Despite a huge jump in expenses and a huge slump in revenues beginning in March, it does not appear that the government has injected new deposit money into the economy. To the contrary, if the estimates are correct, it seems that the federal government has been stockpiling deposits at the Bank of Canada.


We heard that the Bank of Canada has purchased a huge amount of outstanding government securities, ranging somewhere in the $240 billion CAD range. It's true, the Bank of Canada was holding about $100 billion CAD worth of bonds and treasuries at the beginning of the year. But, as of September, the balance is about $344 billion CAD.

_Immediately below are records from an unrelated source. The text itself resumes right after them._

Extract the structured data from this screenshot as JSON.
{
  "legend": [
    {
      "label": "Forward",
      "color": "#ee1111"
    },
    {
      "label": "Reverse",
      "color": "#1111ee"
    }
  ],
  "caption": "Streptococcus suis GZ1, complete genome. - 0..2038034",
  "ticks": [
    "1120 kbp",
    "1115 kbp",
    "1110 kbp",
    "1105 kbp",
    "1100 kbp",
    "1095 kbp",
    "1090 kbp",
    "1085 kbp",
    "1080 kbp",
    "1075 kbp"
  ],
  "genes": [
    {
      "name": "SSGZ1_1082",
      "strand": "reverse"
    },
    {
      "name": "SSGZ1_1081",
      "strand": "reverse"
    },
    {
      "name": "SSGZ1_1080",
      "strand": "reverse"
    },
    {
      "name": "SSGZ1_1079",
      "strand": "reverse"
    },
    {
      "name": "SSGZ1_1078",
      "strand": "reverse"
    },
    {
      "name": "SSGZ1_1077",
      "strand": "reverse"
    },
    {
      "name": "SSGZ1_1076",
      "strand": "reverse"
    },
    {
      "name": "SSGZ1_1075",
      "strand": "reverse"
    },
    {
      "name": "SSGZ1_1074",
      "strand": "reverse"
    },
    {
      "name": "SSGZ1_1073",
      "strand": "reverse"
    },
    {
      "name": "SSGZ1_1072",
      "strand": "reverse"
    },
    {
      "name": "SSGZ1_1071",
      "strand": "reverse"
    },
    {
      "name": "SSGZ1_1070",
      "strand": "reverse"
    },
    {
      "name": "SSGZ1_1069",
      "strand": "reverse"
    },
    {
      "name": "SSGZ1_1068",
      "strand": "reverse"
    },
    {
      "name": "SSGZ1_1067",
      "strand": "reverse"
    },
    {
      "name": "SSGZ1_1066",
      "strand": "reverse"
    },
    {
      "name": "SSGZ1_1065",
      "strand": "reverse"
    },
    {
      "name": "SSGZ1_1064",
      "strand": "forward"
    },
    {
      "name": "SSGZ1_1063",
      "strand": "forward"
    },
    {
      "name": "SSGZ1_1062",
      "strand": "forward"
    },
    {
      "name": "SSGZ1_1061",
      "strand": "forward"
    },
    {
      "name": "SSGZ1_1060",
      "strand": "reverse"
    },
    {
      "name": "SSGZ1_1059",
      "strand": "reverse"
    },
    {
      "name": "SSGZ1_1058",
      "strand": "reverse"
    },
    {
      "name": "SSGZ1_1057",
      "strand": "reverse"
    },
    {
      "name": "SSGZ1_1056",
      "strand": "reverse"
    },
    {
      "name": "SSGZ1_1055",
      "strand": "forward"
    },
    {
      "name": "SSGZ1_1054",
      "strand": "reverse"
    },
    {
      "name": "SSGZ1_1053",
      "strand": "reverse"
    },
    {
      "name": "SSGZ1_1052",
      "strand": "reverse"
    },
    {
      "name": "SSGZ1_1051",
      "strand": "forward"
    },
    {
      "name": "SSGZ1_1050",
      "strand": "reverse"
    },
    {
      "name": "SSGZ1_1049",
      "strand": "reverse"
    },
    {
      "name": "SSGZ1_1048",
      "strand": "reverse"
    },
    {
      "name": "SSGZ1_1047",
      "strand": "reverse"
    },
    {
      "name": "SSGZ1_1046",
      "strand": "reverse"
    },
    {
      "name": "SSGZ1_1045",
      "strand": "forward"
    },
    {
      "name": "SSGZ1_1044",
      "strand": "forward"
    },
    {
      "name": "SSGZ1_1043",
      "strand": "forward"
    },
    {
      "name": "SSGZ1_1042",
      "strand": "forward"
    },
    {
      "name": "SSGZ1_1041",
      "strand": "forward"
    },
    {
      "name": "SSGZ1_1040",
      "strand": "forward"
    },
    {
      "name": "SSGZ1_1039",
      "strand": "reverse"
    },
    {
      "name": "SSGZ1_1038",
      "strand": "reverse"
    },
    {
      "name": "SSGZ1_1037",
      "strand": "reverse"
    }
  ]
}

That being said, the majority of this balance was purchased in the secondary market, resulting in a lot of deposits being created for members of Payments Canada like banks. In fact, there were over $337 billion CAD worth of deposits held by these members in September, up from $250 million CAD at the beginning of the year. Meanwhile, the government is holding just over $81 billion CAD, up from about $25 billion CAD at the beginning of the year.


The bottom line is that it appears that the Government of Canada hasn't created and injected a bunch of new money into the economy at all, despite all the social spending and debt issuance. The government appears to be stockpiling deposits in excess of the amount of securities we believe were purchased directly from the government by the Bank of Canada. That means the government's huge spending has, at least to date, been financed by tax revenues and sales of securities to the secondary market: a source of existing money.



The inflationary doomsday prophecies of inflation are likely terribly overstated. Alas, we should be worried about deflation.